October 26, 2016 - In the first blog, we discussed the growth and usefulness of algorithms. This time we'll ask: While there's great debate about humans vs. algorithms, are they really pitted against each other?
There are two different schools of thought here: One school believes that algorithms will take over, the other that humans and machines need to co-exist in order to improve lives.
But in my opinion machines or algorithms are ultimately for the betterment of our lives—they are created by us for our own benefit. Humans will make the machines and algorithms smarter day by day, in order to drive productivity and make intelligent decisions—just please do bear in mind that algorithms need data. Wherever data is scarce or absent, human judgment comes into play. And there is always going to be an insufficiency of data in certain scenarios, which lends itself to human decision making. That imputation logic then becomes learning for the machines. And therefore there is a case to be made that while algorithms are powerful, they cannot completely take over.

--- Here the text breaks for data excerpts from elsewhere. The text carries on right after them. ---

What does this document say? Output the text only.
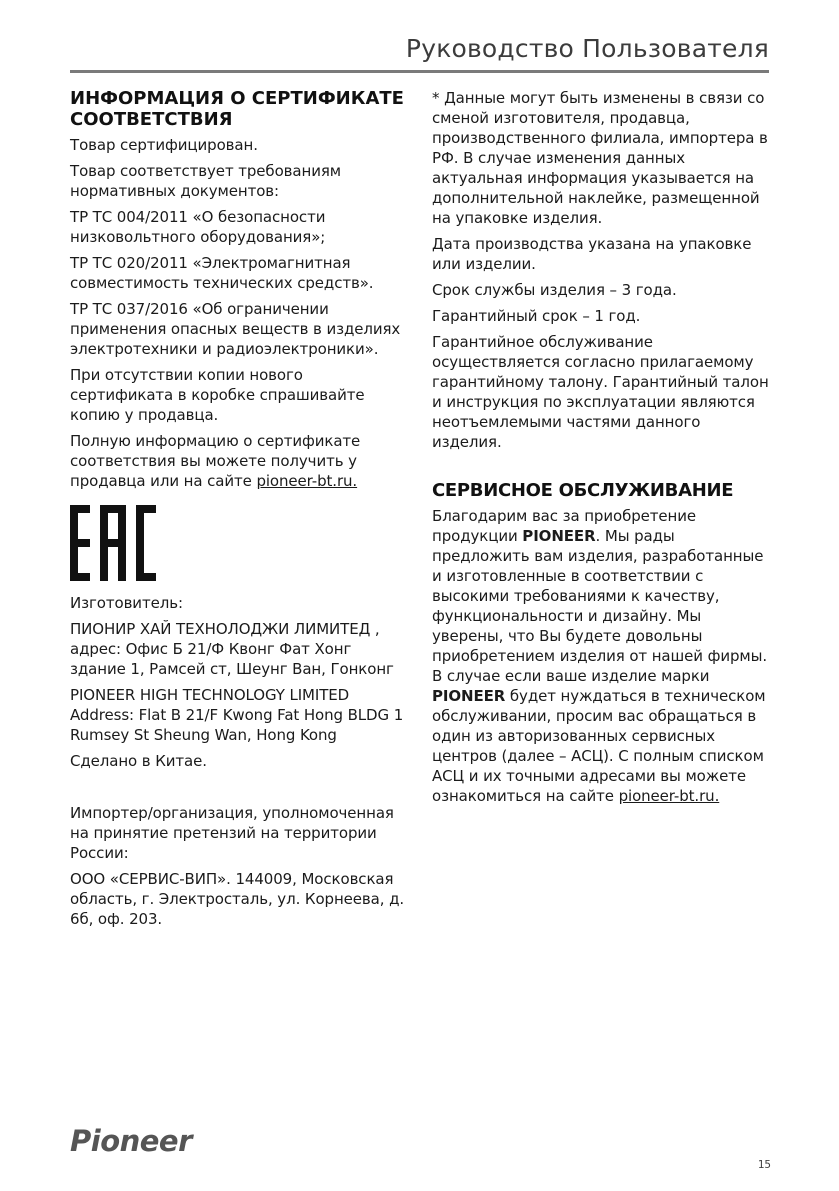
Руководство Пользователя
ИНФОРМАЦИЯ О СЕРТИФИКАТЕ СООТВЕТСТВИЯ

Товар сертифицирован.

Товар соответствует требованиям нормативных документов:

ТР ТС 004/2011 «О безопасности низковольтного оборудования»;

ТР ТС 020/2011 «Электромагнитная совместимость технических средств».

ТР ТС 037/2016 «Об ограничении применения опасных веществ в изделиях электротехники и радиоэлектроники».

При отсутствии копии нового сертификата в коробке спрашивайте копию у продавца.

Полную информацию о сертификате соответствия вы можете получить у продавца или на сайте pioneer-bt.ru.

Изготовитель:

ПИОНИР ХАЙ ТЕХНОЛОДЖИ ЛИМИТЕД , адрес: Офис Б 21/Ф Квонг Фат Хонг здание 1, Рамсей ст, Шеунг Ван, Гонконг

PIONEER HIGH TECHNOLOGY LIMITED Address: Flat B 21/F Kwong Fat Hong BLDG 1 Rumsey St Sheung Wan, Hong Kong

Сделано в Китае.

Импортер/организация, уполномоченная на принятие претензий на территории России:

ООО «СЕРВИС-ВИП». 144009, Московская область, г. Электросталь, ул. Корнеева, д. 6б, оф. 203.

* Данные могут быть изменены в связи со сменой изготовителя, продавца, производственного филиала, импортера в РФ. В случае изменения данных актуальная информация указывается на дополнительной наклейке, размещенной на упаковке изделия.

Дата производства указана на упаковке или изделии.

Срок службы изделия – 3 года.

Гарантийный срок – 1 год.

Гарантийное обслуживание осуществляется согласно прилагаемому гарантийному талону. Гарантийный талон и инструкция по эксплуатации являются неотъемлемыми частями данного изделия.

СЕРВИСНОЕ ОБСЛУЖИВАНИЕ

Благодарим вас за приобретение продукции PIONEER. Мы рады предложить вам изделия, разработанные и изготовленные в соответствии с высокими требованиями к качеству,

функциональности и дизайну. Мы уверены, что Вы будете довольны приобретением изделия от нашей фирмы. В случае если ваше изделие марки PIONEER будет нуждаться в техническом обслуживании, просим вас обращаться в один из авторизованных сервисных центров (далее – АСЦ). С полным списком АСЦ и их точными адресами вы можете ознакомиться на сайте pioneer-bt.ru.

Pioneer
15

There is also an argument that algorithms cannot do a great job of personalization, especially for industries that thrive on customization and consumer targeting. The debate here is how much of a human element is required in such cases, that is, whether it can be completely left to algorithms.
For example, let's compare the approaches of Apple Music1 and Spotify2. On the one hand, Spotify's "Discover Weekly" uses algorithms to understand the favorite artists of users through analysis of profiles and song selection. From there, by comparing users who have ostensibly similar tastes, Spotify is able to recommend new songs to many users. Some industry experts observe that the experience has been good so far.
Apple, on the other hand, insists that machines cannot understand human emotions, nor can they overcome this inability through algorithms. That's why Apple engages popular DJs and artists to curate specifically themed music in a way that algorithms never could. While this emphasizes the need for human curation of certain jobs, does it also mean that we can safely say human intervention is better than using algorithms alone? Certainly, we will all agree, to find solutions for particular business situations using algorithms, there would always be multiple methods. An algorithm created by a person or team will be influenced by the choice of the methodology that is preferred by that individual or team. So can algorithms escape human biases? And is there a way to create a non-influenced algorithm?
Let's consider a case from predictive analytics, which is as much an art as it is a science. Netflix uses an algorithm for recommending movies to its users. It threw open a challenge – Netflix prize3 — to develop a better algorithms than the one it currently uses. Netflix shared a data set showing how nearly half a million people had rated approximately 18,000 movies. The goal was to use these ratings as the basis for predictive analytics capable of rating other, as-yet-unrated, movies with a higher degree of accuracy than Netflix current algorithm.
Top prize? $1 million.
Two teams worked separately on this. The first team created a complex algorithm that worked using the given data set. The second team created a simple algorithm, but added more data points from the Internet Movie Database (IMDB)—and wound up walking away with the grand prize. The point here is that adding more, independent data can even beat out better-designed algorithms that are working off of an existing data set.
To sum up, while algorithms obviously can be intimidating for humans, it's also important to note that their effectiveness is dubious when there is a lack of adequate, relevant data and human intervention. And while the input humans bring sometimes might be marginal–that input might make a huge difference towards overall effectiveness.
There is also the general sentiment that increasing our reliance on machines and algorithms is going to put the universe under tremendous security threat. Some talk about cyber security—the story about the Google Car being hacked—and others think that it can create a moral dilemma. In my considered view, analyzing big data sets to forecast trends is a joint effort of humans and algorithms. Algorithms can rapidly establish patterns, whereas humans can set parameters and analyze the results. Both have their strengths.
As technology advances, there will be mistakes and failures, but let's not forget that tools are just created for our comfort and convenience. We shouldn't transfer blame or compete with our tools—or our algorithms.
Let's be pragmatic and not fear the algorithm!